A Spiritual Priesthood

Back in Exodus 19, as the people congregate at the base of Sinai after escaping slavery in Egypt, God uses these same descriptors regarding the children of Israel. He calls them a holy nation and a kingdom of priests. He sets them apart and sanctifies them as His own before leading them to the Promised Land. Back in I Peter 2, He asks the same of us for the same reasons. Just as Israel was to remain righteous, we are to do so today.

Galatians 6:16 refers to the Israel of God in describing Christians, and Galatians 3:28-29 as well as Romans 9:6-8 bear this same concept out. God’s children are His spiritual Israel, and I Peter 2:5 refers to us as a spiritual house. All who follow God are priests of God, and that obligates us to offer up proper spiritual sacrifices in that role.

A Priestly Service

We have to maintain our personal holiness. I Peter 1:14-16 calls us to be holy as God is holy, quoting God’s levitical mandate. His priests were to be separate and sanctified in His service, and we are to be likewise separated. Leviticus 10:1-3 records the tragedy of Nadab and Abihu, and God tells Aaron (through Moses) that He will be sanctified by all who come near Him. I Corinthians 6:11 refers to Christians as sanctified. We are to view God and ourselves differently due to His difference that we are to emulate. Only by changing our view of ourselves, then we will not behave separately from the world. Too many examples exist in the Old Testament of priests who do not act like priests. What of us today?

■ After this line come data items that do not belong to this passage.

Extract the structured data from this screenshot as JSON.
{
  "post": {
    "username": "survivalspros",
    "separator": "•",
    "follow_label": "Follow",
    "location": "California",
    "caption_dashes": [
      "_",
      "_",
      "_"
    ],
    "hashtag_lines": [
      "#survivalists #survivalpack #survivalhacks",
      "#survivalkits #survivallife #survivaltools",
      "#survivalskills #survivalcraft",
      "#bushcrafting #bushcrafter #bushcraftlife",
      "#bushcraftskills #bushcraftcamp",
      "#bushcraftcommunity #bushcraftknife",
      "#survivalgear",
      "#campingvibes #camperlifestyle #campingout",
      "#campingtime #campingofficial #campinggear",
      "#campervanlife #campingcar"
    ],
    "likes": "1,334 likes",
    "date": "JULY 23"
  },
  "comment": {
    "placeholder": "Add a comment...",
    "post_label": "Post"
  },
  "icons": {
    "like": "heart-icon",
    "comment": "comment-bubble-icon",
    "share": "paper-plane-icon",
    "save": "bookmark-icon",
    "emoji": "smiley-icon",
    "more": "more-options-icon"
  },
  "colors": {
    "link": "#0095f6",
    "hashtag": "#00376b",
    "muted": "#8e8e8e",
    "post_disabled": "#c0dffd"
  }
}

We should be able to discern godliness from ungodliness. Leviticus 10:10 describes a function of the priest as creating a distinction between the clean and unclean, the holy and the unholy. Ezekiel 22:26 as well as Micah 6:8 both call on God’s people to discern good from evil and live justly before God. James 4:17 warns us to choose our action carefully when we know the right thing to do, and I John 2:6 admonishes us to walk as He walked. We know we are His if we follow His commands. Finally, Hebrews 5:14 describes a mature Christian as one who has practiced discernment in differentiating good from evil.

We have to serve each other in our service to God. In Exodus 7:16, God reveals that the people of Israel are to be freed for the purpose of serving Him, and Romans 6:15-16 states that we either present ourselves as servant to God or to sin. In their service, the priests of the Old Testament served the people and each other, and our spiritual service reflects this. Philippians 2:1-8 reflects upon the service Christ yielded to us and to God in the sacrifice He provided. In this, Paul asks us to emulate His mindset – humbling ourselves in service of God and one another.


God has set us apart to His service, and our life should reflect that sanctification. We are no longer of the world. Rather, we reflect the God we serve in all areas of our life. We are His priests. We strive for holiness, for God is holy.